Bugün borsa endekslerinden daha fazla dünyadaki virüs merkezlerinin en güncel verileri izleniyor. Vaka ve ölüm sayıları ile istatistikler takip ediliyor. Nefes nefese bütün dünyada corona ile yarışıyoruz. Belki her şeyi bahis mevzuu yapan bazı kumarkolikler kimin kazanacağı üzerine oyun bile oynuyor olabilirler. Globalizmin tam anlamıyla hakimiyet kurduğu sanılan bir zamanda, tam tersine bir gelişme yaşandı. Küresel olarak ülkeler sınırları içine, bireyler de evlerine kapandı. Özgürlük çağında olduğumuz iddia edilen bir zamanda birdenbire yasaklarla, sınırlamalarla, karantina ve sokağa çıkma uygulamalarıyla burun buruna geldik. Yetmedi bütün devlet adamları hala gönüllü mahpusluk rica ediyor halklarından.
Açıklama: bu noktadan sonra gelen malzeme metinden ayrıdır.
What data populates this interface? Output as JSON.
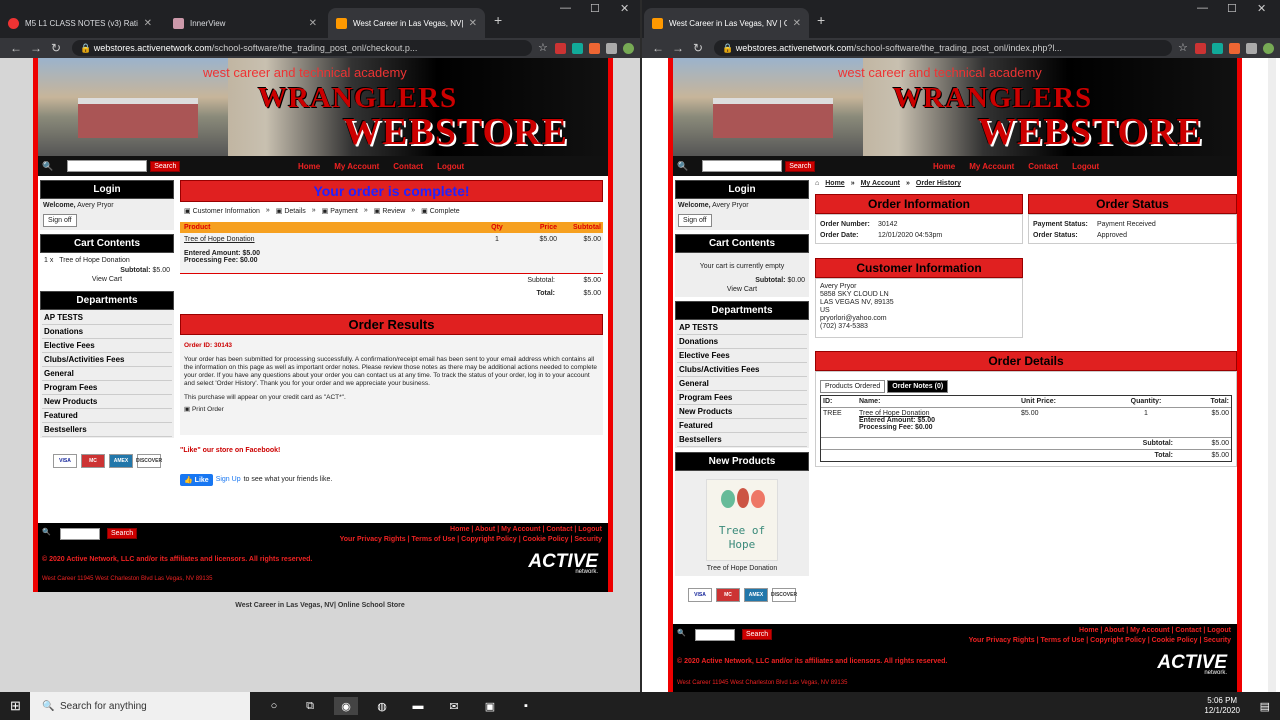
{
  "left_window": {
    "tabs": [
      {
        "title": "M5 L1 CLASS NOTES (v3) Ration"
      },
      {
        "title": "InnerView"
      },
      {
        "title": "West Career in Las Vegas, NV| On"
      }
    ],
    "url_domain": "webstores.activenetwork.com",
    "url_path": "/school-software/the_trading_post_onl/checkout.p..."
  },
  "right_window": {
    "tabs": [
      {
        "title": "West Career in Las Vegas, NV | On"
      }
    ],
    "url_domain": "webstores.activenetwork.com",
    "url_path": "/school-software/the_trading_post_onl/index.php?l..."
  },
  "banner": {
    "subtitle": "west career and technical academy",
    "title1": "WRANGLERS",
    "title2": "WEBSTORE"
  },
  "topnav": {
    "search_btn": "Search",
    "links": [
      "Home",
      "My Account",
      "Contact",
      "Logout"
    ]
  },
  "sidebar": {
    "login_header": "Login",
    "welcome_label": "Welcome,",
    "user": "Avery Pryor",
    "signoff": "Sign off",
    "cart_header": "Cart Contents",
    "departments_header": "Departments",
    "departments": [
      "AP TESTS",
      "Donations",
      "Elective Fees",
      "Clubs/Activities Fees",
      "General",
      "Program Fees",
      "New Products",
      "Featured",
      "Bestsellers"
    ],
    "cards": [
      "VISA",
      "MC",
      "AMEX",
      "DISCOVER"
    ]
  },
  "left_page": {
    "cart_item_qty": "1 x",
    "cart_item_name": "Tree of Hope Donation",
    "cart_subtotal_label": "Subtotal:",
    "cart_subtotal": "$5.00",
    "view_cart": "View Cart",
    "complete_title": "Your order is complete!",
    "steps": [
      "Customer Information",
      "Details",
      "Payment",
      "Review",
      "Complete"
    ],
    "table_headers": [
      "Product",
      "Qty",
      "Price",
      "Subtotal"
    ],
    "item_name": "Tree of Hope Donation",
    "item_qty": "1",
    "item_price": "$5.00",
    "item_subtotal": "$5.00",
    "entered_amount": "Entered Amount: $5.00",
    "processing_fee": "Processing Fee: $0.00",
    "subtotal_label": "Subtotal:",
    "subtotal": "$5.00",
    "total_label": "Total:",
    "total": "$5.00",
    "results_title": "Order Results",
    "order_id": "Order ID:  30143",
    "results_text": "Your order has been submitted for processing successfully. A confirmation/receipt email has been sent to your email address which contains all the information on this page as well as important order notes. Please review those notes as there may be additional actions needed to complete your order. If you have any questions about your order you can contact us at any time. To track the status of your order, log in to your account and select 'Order History'. Thank you for your order and we appreciate your business.",
    "cc_note": "This purchase will appear on your credit card as \"ACT*\".",
    "print_order": "Print Order",
    "facebook_text": "\"Like\" our store on Facebook!",
    "like_btn": "Like",
    "signup_text": "Sign Up",
    "signup_rest": "to see what your friends like.",
    "below_footer": "West Career in Las Vegas, NV| Online School Store"
  },
  "right_page": {
    "breadcrumb": [
      "Home",
      "My Account",
      "Order History"
    ],
    "cart_empty": "Your cart is currently empty",
    "cart_subtotal_label": "Subtotal:",
    "cart_subtotal": "$0.00",
    "view_cart": "View Cart",
    "order_info_title": "Order Information",
    "order_number_label": "Order Number:",
    "order_number": "30142",
    "order_date_label": "Order Date:",
    "order_date": "12/01/2020 04:53pm",
    "order_status_title": "Order Status",
    "payment_status_label": "Payment Status:",
    "payment_status": "Payment Received",
    "order_status_label": "Order Status:",
    "order_status": "Approved",
    "customer_title": "Customer Information",
    "customer_lines": [
      "Avery Pryor",
      "5858 SKY CLOUD LN",
      "LAS VEGAS NV, 89135",
      "US",
      "pryorlori@yahoo.com",
      "(702) 374-5383"
    ],
    "order_details_title": "Order Details",
    "tab_products": "Products Ordered",
    "tab_notes": "Order Notes (0)",
    "cols": [
      "ID:",
      "Name:",
      "Unit Price:",
      "Quantity:",
      "Total:"
    ],
    "row_id": "TREE",
    "row_name": "Tree of Hope Donation",
    "row_entered": "Entered Amount: $5.00",
    "row_fee": "Processing Fee: $0.00",
    "row_price": "$5.00",
    "row_qty": "1",
    "row_total": "$5.00",
    "subtotal_label": "Subtotal:",
    "subtotal": "$5.00",
    "total_label": "Total:",
    "total": "$5.00",
    "new_products_header": "New Products",
    "product_image_text1": "Tree of",
    "product_image_text2": "Hope",
    "product_caption": "Tree of Hope Donation"
  },
  "footer": {
    "links1": "Home | About | My Account | Contact | Logout",
    "links2": "Your Privacy Rights | Terms of Use | Copyright Policy | Cookie Policy | Security",
    "copyright": "© 2020 Active Network, LLC and/or its affiliates and licensors. All rights reserved.",
    "address": "West Career 11945 West Charleston Blvd Las Vegas, NV 89135",
    "logo": "ACTIVE",
    "logo_sub": "network."
  },
  "taskbar": {
    "search": "Search for anything",
    "time": "5:06 PM",
    "date": "12/1/2020"
  }
}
Camilere gidemiyoruz ama minarelerden canlı yayın hatırlatmalar ve dualar dinliyoruz. İnancı zayıf hatta ateist insanlar bile "Allahım bir an evvel kurtar bizi bu durumdan" diye konuşuyor ve yazıyorlar. Kimimiz bu musibeti Allahın bir cezalandırması olarak görüyor, kimimiz onda ibret alınması gereken hikmetli taraflar görüyoruz. Her halukarda insanoğlunun her şeyi öngöremediği, çaresiz kalabildiği görüldü. Hatta geçmişte vebada, cüzzamda olduğu gibi kadim ve basit bir müdafaaya yeniden mecbur kaldı: "Evden çıkma!"

Coronanın düşündürdükleri

Corona günleri 24 Nisandan itibaren mübarek ramazan ayıyla birbirine karıştı. Bu ay zaten bir anlamda okuma, muhasebe ve tefekkür etmenin yoğunlukla yaşandığı bir zaman dilimi. Doğal olarak Kur'an'la ve dini öğretilerle daha fazla haşır neşiriz. İster istemez yaşadığımız salgın hastalık hakkında da bu bağlamda düşünüyoruz. Meselâ; yüce kitabımız Kur’an ı kerimin bazı ayetlerinde dünyada insanın başına gelen azap ve cezalandırmalardan söz ediliyor. Dünya hayatının tümüyle bir imtihan olduğunu anlatıyor. İnsanlığın zorluk ve felaketlerle imtihanı da böyle. “Biz sizi biraz korku, biraz açlık ve biraz mallardan, canlardan ve ürünlerden eksiltmeyle imtihan edeceğiz. Sabredenleri müjdele” diyor Bakara suresinin 155.ayeti. İnsan corona türü musibetlerin de en azından böyle bir silkeleme, sarsma ve uyarma vesilesi olabileceğini düşünüyor. Ancak, Kur'an böyle imtihanlardan yüz akıyla çıkabilmenin yollarını da göstermiş. İnsan olduğumuz, insan olarak sorumluluklarımız ve insan olarak üstünlüklerimiz olduğu hatırlatılmış sürekli olarak. İnsan olduğumuz için ilahi hitaba mazhar olmuşuz, bütün uyarı ve müjdeler insan olduğumuz için.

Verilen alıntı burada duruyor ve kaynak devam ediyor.